Murphy Lifts Gag on Workers Who Cited ‘Toxic’ Campaign, Sex Assault
TRENTON — Gov. Phil Murphy put it in writing that anyone who worked on his 2017 gubernatorial campaign is free to speak about their experience despite having signed a confidentiality agreement.
The agreement had become an issue following the allegations of rape made by one-time campaign worker Katie Brennan against Al Alvarez, a fellow Phil Murphy campaign worker she accuses of sexually assaulting her at her Jersey City apartment. Murphy at first would not lift the agreement to allow Brennan and others to speak without the threat of a lawsuit.
Murphy in November said that anyone who wanted to speak out was free to do so but nothing formal was issued by the governor to back up his words. Most non-disclosure agreements carry a heavy financial penalty and possible legal action for violations.
Criticism increased after the State of the State address when Murphy said he was "disgusted" by the stories of women being mistreated sexually by men who felt "empowered, if not protected, by Trenton's culture."
Julie Roginsky, a political advisor who left the campaign in July 2017, told NJ.com's Tom Moran in an interview that was first published on Sunday that she had continued to be threatened by "people in the governor's organization" if she spoke about what she called "the most toxic workplace environment I have ever seen in 25 years of working on political campaigns,"

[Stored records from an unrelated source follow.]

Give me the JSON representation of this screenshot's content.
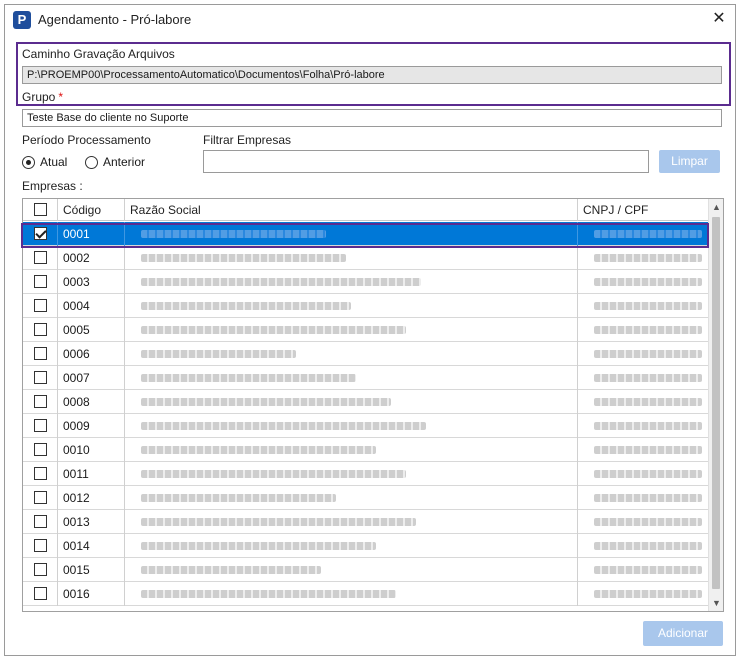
{
  "window": {
    "title": "Agendamento - Pró-labore",
    "app_icon": "P",
    "close_glyph": "✕"
  },
  "caminho": {
    "label": "Caminho Gravação Arquivos",
    "value": "P:\\PROEMP00\\ProcessamentoAutomatico\\Documentos\\Folha\\Pró-labore"
  },
  "grupo": {
    "label": "Grupo",
    "required_mark": "*",
    "value": "Teste Base do cliente no Suporte"
  },
  "periodo": {
    "label": "Período Processamento",
    "options": [
      {
        "label": "Atual",
        "selected": true
      },
      {
        "label": "Anterior",
        "selected": false
      }
    ]
  },
  "filtro": {
    "label": "Filtrar Empresas",
    "value": "",
    "clear_button": "Limpar"
  },
  "empresas": {
    "label": "Empresas :",
    "columns": {
      "codigo": "Código",
      "razao": "Razão Social",
      "cnpj": "CNPJ / CPF"
    },
    "rows": [
      {
        "code": "0001",
        "checked": true,
        "selected": true
      },
      {
        "code": "0002",
        "checked": false,
        "selected": false
      },
      {
        "code": "0003",
        "checked": false,
        "selected": false
      },
      {
        "code": "0004",
        "checked": false,
        "selected": false
      },
      {
        "code": "0005",
        "checked": false,
        "selected": false
      },
      {
        "code": "0006",
        "checked": false,
        "selected": false
      },
      {
        "code": "0007",
        "checked": false,
        "selected": false
      },
      {
        "code": "0008",
        "checked": false,
        "selected": false
      },
      {
        "code": "0009",
        "checked": false,
        "selected": false
      },
      {
        "code": "0010",
        "checked": false,
        "selected": false
      },
      {
        "code": "0011",
        "checked": false,
        "selected": false
      },
      {
        "code": "0012",
        "checked": false,
        "selected": false
      },
      {
        "code": "0013",
        "checked": false,
        "selected": false
      },
      {
        "code": "0014",
        "checked": false,
        "selected": false
      },
      {
        "code": "0015",
        "checked": false,
        "selected": false
      },
      {
        "code": "0016",
        "checked": false,
        "selected": false
      }
    ]
  },
  "footer": {
    "add_button": "Adicionar"
  },
  "colors": {
    "accent": "#0078d7",
    "highlight_border": "#5b2c8f",
    "button_bg": "#a9c7ec",
    "required": "#dd1111"
  }
}
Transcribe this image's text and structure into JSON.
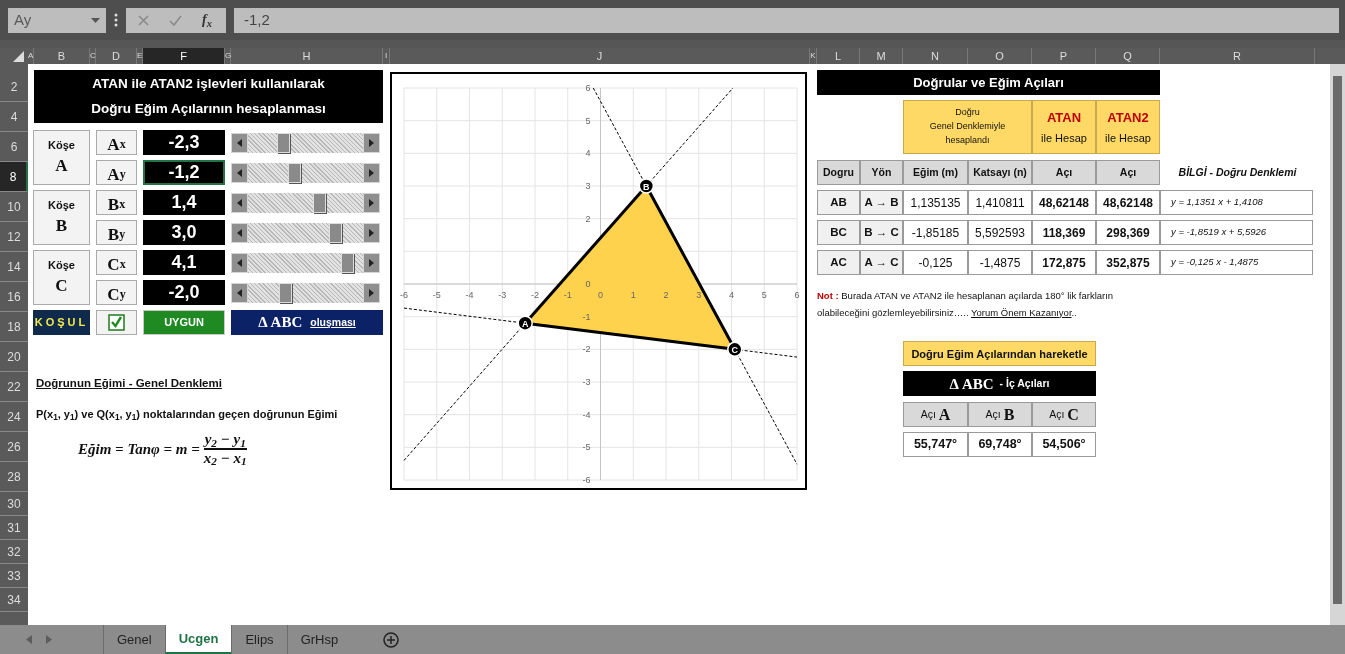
{
  "toolbar": {
    "name_box": "Ay",
    "function_label": "f$_{x}$",
    "formula": "-1,2"
  },
  "columns": [
    {
      "label": "A",
      "selected": false
    },
    {
      "label": "B",
      "selected": false
    },
    {
      "label": "C",
      "selected": false
    },
    {
      "label": "D",
      "selected": false
    },
    {
      "label": "E",
      "selected": false
    },
    {
      "label": "F",
      "selected": true
    },
    {
      "label": "G",
      "selected": false
    },
    {
      "label": "H",
      "selected": false
    },
    {
      "label": "I",
      "selected": false
    },
    {
      "label": "J",
      "selected": false
    },
    {
      "label": "K",
      "selected": false
    },
    {
      "label": "L",
      "selected": false
    },
    {
      "label": "M",
      "selected": false
    },
    {
      "label": "N",
      "selected": false
    },
    {
      "label": "O",
      "selected": false
    },
    {
      "label": "P",
      "selected": false
    },
    {
      "label": "Q",
      "selected": false
    },
    {
      "label": "R",
      "selected": false
    }
  ],
  "rows": [
    {
      "label": "2",
      "selected": false
    },
    {
      "label": "4",
      "selected": false
    },
    {
      "label": "6",
      "selected": false
    },
    {
      "label": "8",
      "selected": true
    },
    {
      "label": "10",
      "selected": false
    },
    {
      "label": "12",
      "selected": false
    },
    {
      "label": "14",
      "selected": false
    },
    {
      "label": "16",
      "selected": false
    },
    {
      "label": "18",
      "selected": false
    },
    {
      "label": "20",
      "selected": false
    },
    {
      "label": "22",
      "selected": false
    },
    {
      "label": "24",
      "selected": false
    },
    {
      "label": "26",
      "selected": false
    },
    {
      "label": "28",
      "selected": false
    },
    {
      "label": "30",
      "selected": false
    },
    {
      "label": "31",
      "selected": false
    },
    {
      "label": "32",
      "selected": false
    },
    {
      "label": "33",
      "selected": false
    },
    {
      "label": "34",
      "selected": false
    }
  ],
  "left": {
    "title": [
      "ATAN  ile  ATAN2 işlevleri kullanılarak",
      "Doğru Eğim Açılarının hesaplanması"
    ],
    "corners": [
      {
        "label": "Köşe",
        "letter": "A",
        "coords": [
          {
            "axis": "A",
            "sub": "x",
            "value": "-2,3",
            "level": 0.3,
            "selected": false
          },
          {
            "axis": "A",
            "sub": "y",
            "value": "-1,2",
            "level": 0.4,
            "selected": true
          }
        ]
      },
      {
        "label": "Köşe",
        "letter": "B",
        "coords": [
          {
            "axis": "B",
            "sub": "x",
            "value": "1,4",
            "level": 0.62,
            "selected": false
          },
          {
            "axis": "B",
            "sub": "y",
            "value": "3,0",
            "level": 0.76,
            "selected": false
          }
        ]
      },
      {
        "label": "Köşe",
        "letter": "C",
        "coords": [
          {
            "axis": "C",
            "sub": "x",
            "value": "4,1",
            "level": 0.86,
            "selected": false
          },
          {
            "axis": "C",
            "sub": "y",
            "value": "-2,0",
            "level": 0.32,
            "selected": false
          }
        ]
      }
    ],
    "condition": {
      "label": "KOŞUL",
      "checked": true,
      "status": "UYGUN",
      "triangle": "Δ ABC",
      "suffix": "oluşması"
    },
    "slope": {
      "heading": "Doğrunun Eğimi  - Genel Denklemi",
      "sentence": "P(x$_{1}$, y$_{1}$)  ve  Q(x$_{1}$, y$_{1}$)  noktalarından geçen doğrunun Eğimi",
      "lhs": "Eğim = Tanφ = m =",
      "numerator": "y$_{2}$ − y$_{1}$",
      "denominator": "x$_{2}$ − x$_{1}$"
    }
  },
  "chart": {
    "chart_data": {
      "type": "scatter",
      "x": [
        -2.3,
        1.4,
        4.1
      ],
      "series": [
        {
          "color": "#000000",
          "values": [
            -1.2,
            3.0,
            -2.0
          ]
        }
      ],
      "grid": true,
      "xlim": [
        -6,
        6
      ],
      "ylim": [
        -6,
        6
      ],
      "xticks": [
        -6,
        -5,
        -4,
        -3,
        -2,
        -1,
        0,
        1,
        2,
        3,
        4,
        5,
        6
      ],
      "yticks": [
        -6,
        -5,
        -4,
        -3,
        -2,
        -1,
        0,
        2,
        3,
        4,
        5,
        6
      ],
      "annotations": [
        {
          "x": -2.3,
          "y": -1.2,
          "text": "A"
        },
        {
          "x": 1.4,
          "y": 3.0,
          "text": "B"
        },
        {
          "x": 4.1,
          "y": -2.0,
          "text": "C"
        }
      ]
    }
  },
  "right": {
    "title": "Doğrular ve Eğim Açıları",
    "general_header": [
      "Doğru",
      "Genel Denklemiyle",
      "hesaplandı"
    ],
    "function_headers": [
      {
        "name": "ATAN",
        "caption": "ile Hesap"
      },
      {
        "name": "ATAN2",
        "caption": "ile Hesap"
      }
    ],
    "columns": [
      "Dogru",
      "Yön",
      "Eğim (m)",
      "Katsayı (n)",
      "Açı",
      "Açı"
    ],
    "info_heading": "BİLGİ - Doğru Denklemi",
    "rows": [
      {
        "line": "AB",
        "direction": "A → B",
        "slope": "1,135135",
        "intercept": "1,410811",
        "atan": "48,62148",
        "atan2": "48,62148",
        "equation": "y = 1,1351 x + 1,4108"
      },
      {
        "line": "BC",
        "direction": "B → C",
        "slope": "-1,85185",
        "intercept": "5,592593",
        "atan": "118,369",
        "atan2": "298,369",
        "equation": "y = -1,8519 x + 5,5926"
      },
      {
        "line": "AC",
        "direction": "A → C",
        "slope": "-0,125",
        "intercept": "-1,4875",
        "atan": "172,875",
        "atan2": "352,875",
        "equation": "y = -0,125 x - 1,4875"
      }
    ],
    "note": {
      "label": "Not :",
      "text": "Burada ATAN  ve  ATAN2 ile hesaplanan açılarda 180° lik farkların olabileceğini gözlemleyebilirsiniz…..",
      "link": "Yorum Önem Kazanıyor",
      "tail": ".."
    },
    "angles": {
      "button": "Doğru Eğim Açılarından hareketle",
      "banner_symbol": "Δ ABC",
      "banner_text": "-  İç Açıları",
      "items": [
        {
          "label": "Açı",
          "letter": "A",
          "value": "55,747°"
        },
        {
          "label": "Açı",
          "letter": "B",
          "value": "69,748°"
        },
        {
          "label": "Açı",
          "letter": "C",
          "value": "54,506°"
        }
      ]
    }
  },
  "sheet_tabs": [
    {
      "label": "Genel",
      "selected": false
    },
    {
      "label": "Ucgen",
      "selected": true
    },
    {
      "label": "Elips",
      "selected": false
    },
    {
      "label": "GrHsp",
      "selected": false
    }
  ]
}
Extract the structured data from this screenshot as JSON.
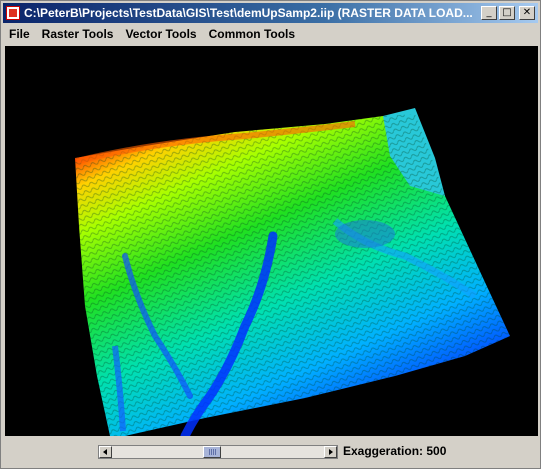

Roginsky told Moran she has evidence to back up her story about why she left the campaign, saying that it is more than a "he said, she said" situation.
Murphy released a written statement on Tuesday that said there had been a "misunderstanding" about the obligations of the confidentiality agreement and that his only concern was to protect proprietary information.
“I value anyone’s right to come forward with any concerns over workplace issues, and I will now ensure that there is no doubt that our deeds match our words. Although I’ve said it many times, I have directed lawyers from the campaign to make it clear to anyone that they are legally free to speak about workplace issues on the campaign.”
Roginsky told NJ.com she had received a copy of the letter but did not have any further comment.